Curried Pumpkin Soup

(from janela’s recipe box)

a very simple and tasty soup

Source: Southern Living magazine 2006 (Oct or Nov)

Prep time: 25 minutes
Cook time: 40 minutes
Serves 6 people

Categories: soups

Ingredients

  • 1 large sweet onion
  • 1 Tbsp olive oil
  • 1 Tbsp minced garlic
  • 1 Tbsp minced fresh ginger
  • 1 Tbsp curry powder
  • 1/8 tsp ground red pepper
  • 1/8 tsp ground cumin
  • (Note: I used 1/2 tsp garam masala instead of the cumin)
  • 2 (15-oz.) cans unsweetened pumpkin
  • 1 cup water
  • 1 (32-oz.) container chicken broth
  • 1 (13.5-oz.) can lite coconut milk
  • 1 Tbsp fresh lime juice
  • 2 1/2 tsp salt

Directions

  1. Saute onion in hot oil in a Dutch oven over medium-high heat 8 minutes or until tender.
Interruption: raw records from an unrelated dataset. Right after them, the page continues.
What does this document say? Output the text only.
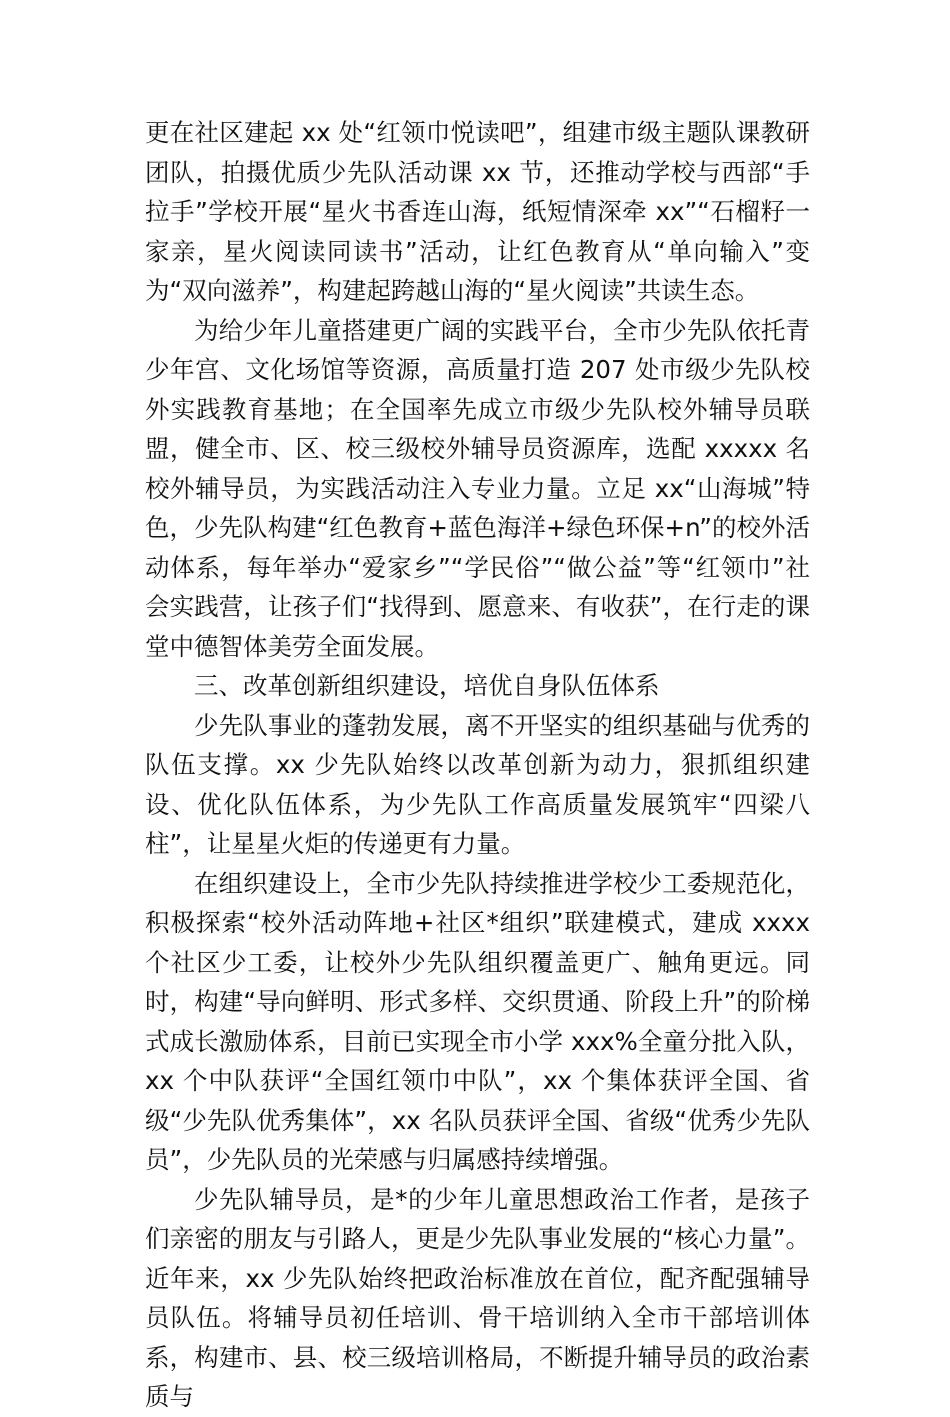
更在社区建起 xx 处“红领巾悦读吧”，组建市级主题队课教研团队，拍摄优质少先队活动课 xx 节，还推动学校与西部“手拉手”学校开展“星火书香连山海，纸短情深牵 xx”“石榴籽一家亲，星火阅读同读书”活动，让红色教育从“单向输入”变为“双向滋养”，构建起跨越山海的“星火阅读”共读生态。

为给少年儿童搭建更广阔的实践平台，全市少先队依托青少年宫、文化场馆等资源，高质量打造 207 处市级少先队校外实践教育基地；在全国率先成立市级少先队校外辅导员联盟，健全市、区、校三级校外辅导员资源库，选配 xxxxx 名校外辅导员，为实践活动注入专业力量。立足 xx“山海城”特色，少先队构建“红色教育+蓝色海洋+绿色环保+n”的校外活动体系，每年举办“爱家乡”“学民俗”“做公益”等“红领巾”社会实践营，让孩子们“找得到、愿意来、有收获”，在行走的课堂中德智体美劳全面发展。

三、改革创新组织建设，培优自身队伍体系

少先队事业的蓬勃发展，离不开坚实的组织基础与优秀的队伍支撑。xx 少先队始终以改革创新为动力，狠抓组织建设、优化队伍体系，为少先队工作高质量发展筑牢“四梁八柱”，让星星火炬的传递更有力量。

在组织建设上，全市少先队持续推进学校少工委规范化，积极探索“校外活动阵地+社区*组织”联建模式，建成 xxxx 个社区少工委，让校外少先队组织覆盖更广、触角更远。同时，构建“导向鲜明、形式多样、交织贯通、阶段上升”的阶梯式成长激励体系，目前已实现全市小学 xxx%全童分批入队，xx 个中队获评“全国红领巾中队”，xx 个集体获评全国、省级“少先队优秀集体”，xx 名队员获评全国、省级“优秀少先队员”，少先队员的光荣感与归属感持续增强。

少先队辅导员，是*的少年儿童思想政治工作者，是孩子们亲密的朋友与引路人，更是少先队事业发展的“核心力量”。近年来，xx 少先队始终把政治标准放在首位，配齐配强辅导员队伍。将辅导员初任培训、骨干培训纳入全市干部培训体系，构建市、县、校三级培训格局，不断提升辅导员的政治素质与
  2. Add garlic and next 4 ingredients; saute 1 minute.

  3. Add pumpkin, 1 cup water and broth; bring to a boil.

  4. Reduce heat to medium; add coconut milk, lime juice and salt.

  5. Simmer, stirring often, 25 minutes. Remove from heat and cool.
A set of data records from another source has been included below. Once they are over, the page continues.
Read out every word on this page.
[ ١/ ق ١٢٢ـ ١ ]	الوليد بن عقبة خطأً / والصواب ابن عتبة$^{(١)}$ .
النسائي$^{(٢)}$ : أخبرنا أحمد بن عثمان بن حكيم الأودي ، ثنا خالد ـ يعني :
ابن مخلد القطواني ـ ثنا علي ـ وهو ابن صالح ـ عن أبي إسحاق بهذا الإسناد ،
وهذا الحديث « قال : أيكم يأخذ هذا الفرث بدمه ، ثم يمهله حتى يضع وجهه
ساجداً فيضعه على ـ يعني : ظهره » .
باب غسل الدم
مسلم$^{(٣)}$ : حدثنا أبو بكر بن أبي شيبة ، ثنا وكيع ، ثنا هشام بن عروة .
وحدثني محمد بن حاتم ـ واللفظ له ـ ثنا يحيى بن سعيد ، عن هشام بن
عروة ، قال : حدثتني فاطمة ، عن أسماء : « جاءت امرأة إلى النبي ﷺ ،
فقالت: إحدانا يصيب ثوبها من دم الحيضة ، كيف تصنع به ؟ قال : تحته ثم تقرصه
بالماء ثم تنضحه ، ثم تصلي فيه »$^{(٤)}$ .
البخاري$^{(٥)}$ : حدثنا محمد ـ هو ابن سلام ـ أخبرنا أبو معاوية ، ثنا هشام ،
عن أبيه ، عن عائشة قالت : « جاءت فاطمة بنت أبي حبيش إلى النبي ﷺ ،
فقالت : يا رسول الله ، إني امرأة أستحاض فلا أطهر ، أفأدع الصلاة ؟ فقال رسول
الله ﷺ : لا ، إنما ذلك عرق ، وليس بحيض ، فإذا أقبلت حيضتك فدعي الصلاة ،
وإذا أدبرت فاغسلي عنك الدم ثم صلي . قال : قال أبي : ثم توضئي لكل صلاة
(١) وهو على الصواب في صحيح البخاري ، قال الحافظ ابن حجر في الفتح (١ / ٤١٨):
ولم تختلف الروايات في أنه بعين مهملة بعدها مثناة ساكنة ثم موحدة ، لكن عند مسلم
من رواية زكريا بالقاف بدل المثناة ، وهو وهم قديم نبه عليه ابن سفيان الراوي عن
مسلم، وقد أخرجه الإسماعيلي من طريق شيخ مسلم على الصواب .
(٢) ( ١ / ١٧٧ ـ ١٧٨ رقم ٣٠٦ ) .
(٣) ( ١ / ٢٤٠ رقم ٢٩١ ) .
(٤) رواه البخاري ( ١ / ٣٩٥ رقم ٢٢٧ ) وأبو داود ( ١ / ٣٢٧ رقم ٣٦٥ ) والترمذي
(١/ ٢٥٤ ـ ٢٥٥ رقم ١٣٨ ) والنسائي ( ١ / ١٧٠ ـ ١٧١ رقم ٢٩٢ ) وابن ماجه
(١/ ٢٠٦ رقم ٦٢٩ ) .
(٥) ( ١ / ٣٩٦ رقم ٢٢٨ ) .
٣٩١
  6. Process pumpkin mixture, in batches, in a blender or food processor until smooth, stopping to scrape down sides.

  7. Return pumpkin mixture to Dutch oven, and cook over medium heat until thoroughly heated.

  8. Garnish with sour cream and chopped chives, if desired.